You are currently browsing the daily archive for Wednesday, 4 January 2012.

Most financial powerhouses seem to hang their coat on bullish new year predictions for the stock market to woo investors, only to disappoint them later before another bout of over-bullishness.

The financial powerhouses’ predictions for where the FTSE 100 will end 2012, taken from the Daily Mail, are:

The Share Centre – 6565
UBS – 6100
Killik & Co – 6100
Credit Suisse – 6100
Brewin Dolphin – 5850
Charles Stanley – 5800
Goldman Sachs – 5800
Legal & General – 5500
HSBC – 5400
Morgan Stanley – 5000

Last year they were pretty much all wrong; some in a spectacular fashion.  The truth is that over the short term, market movements are so unpredictable that a prediction is simply no more than a guessing game.  I had a guess myself – I suggested somewhere around 5000 but I fully acknowledge that this is simply a guess and nothing more.  Unless it turns out to be correct in which case I will puff out my chest and provide a post-event rationalisation that makes it seem as if I knew all along.

To prove a point I am conducting an experiment throughout this year using a highly scientific instrument – a coin.  That’s right. Against the might of these financial titans I dare to wield the mighty coin.  I am using a £1 coin in fact.  If you want to join in and try this at home remember not to use a Euro in case you have to change coins half way through the experiment thus ruining your carefully controlled scientific conditions.

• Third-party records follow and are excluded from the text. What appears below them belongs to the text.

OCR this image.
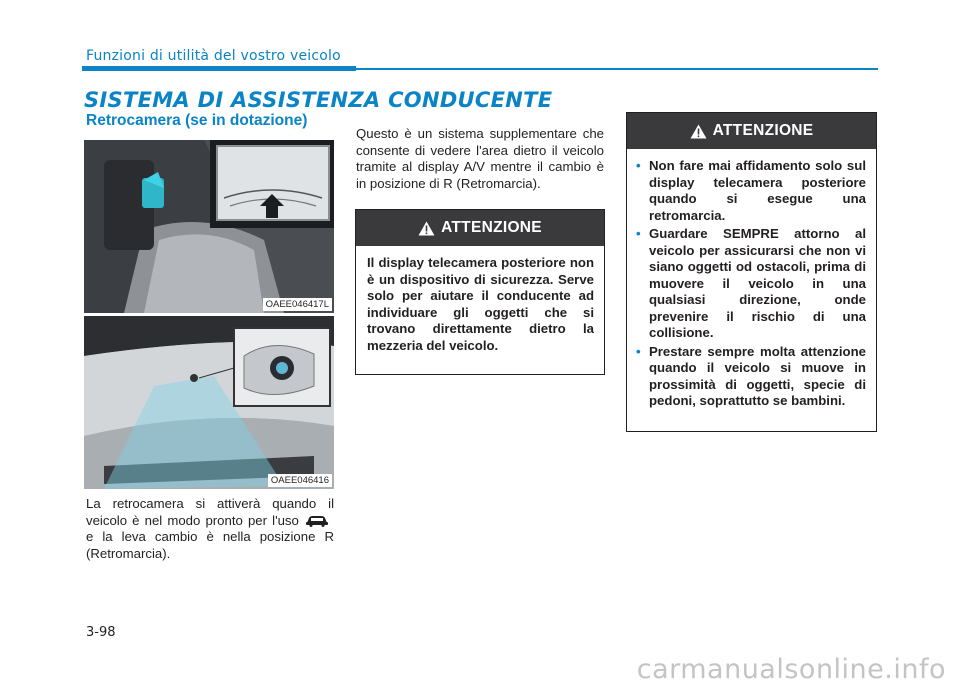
Funzioni di utilità del vostro veicolo
SISTEMA DI ASSISTENZA CONDUCENTE
Retrocamera (se in dotazione)
OAEE046417L
OAEE046416
La retrocamera si attiverà quando il veicolo è nel modo pronto per l'uso  e la leva cambio è nella posizione R (Retromarcia).
Questo è un sistema supplementare che consente di vedere l'area dietro il veicolo tramite al display A/V mentre il cambio è in posizione di R (Retromarcia).
ATTENZIONE
Il display telecamera posteriore non è un dispositivo di sicurezza. Serve solo per aiutare il conducente ad individuare gli oggetti che si trovano direttamente dietro la mezzeria del veicolo.
ATTENZIONE
• Non fare mai affidamento solo sul display telecamera posteriore quando si esegue una retromarcia.
• Guardare SEMPRE attorno al veicolo per assicurarsi che non vi siano oggetti od ostacoli, prima di muovere il veicolo in una qualsiasi direzione, onde prevenire il rischio di una collisione.
• Prestare sempre molta attenzione quando il veicolo si muove in prossimità di oggetti, specie di pedoni, soprattutto se bambini.
3-98
carmanualsonline.info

The FTSE closed at 5,572.28 on 30th December 2011 and re-opened on 3rd January 2012. Every day I will flip a coin to form a closing price for each day of trade. If it’s heads, the index increases by 1%, if it’s tails, the index falls by 1%.  The random walk that this will follow until the end of 2012 will be compared with the knowledge and foresight of various titans of finance, including those above. The daily close will be recorded on Twitter @mel_kenny with the hashtag #FlippingFTSE and there will be a recording every Friday from different, sometimes exotic, locations. There will also be important quarterly investment bulletins explaining the complex decision making processes behind the coin flipping.

You may be asking yourself ‘What’s the point of this nonsense?’  Well, it’s fun to do and write about plus there’s really nothing like a practical demonstration to make a point.  There will be important messages throughout the experiment – there’s one just below.  And who knows, I might get on the telly again!

So here is important message number 1:  You cannot predict short terms movements in the FTSE 100, or any other market. Sensible investors stop trying to time or predict the market. Research by Dalbar (July 2008) found the average annual stock market return between 1988 and 2007 was 11.6% whilst the average stock market investor return was just 4.5% because on average, people tend to rush into the market when it does well and leave when doing badly – even among some of the professionals.  Attempts to time the market have in the past generally reduced investor returns.

However, as Warren Buffett stated in 2008 “I have no idea what the stock market is going to do next month or six months from now. I do know that the economy, over a period of time, will do very well, and people who own a piece of it will do well.” In other words, he believes that short term thinking is guesswork but he has a view about the longer term future.

Signing off for now but the coin will return shortly!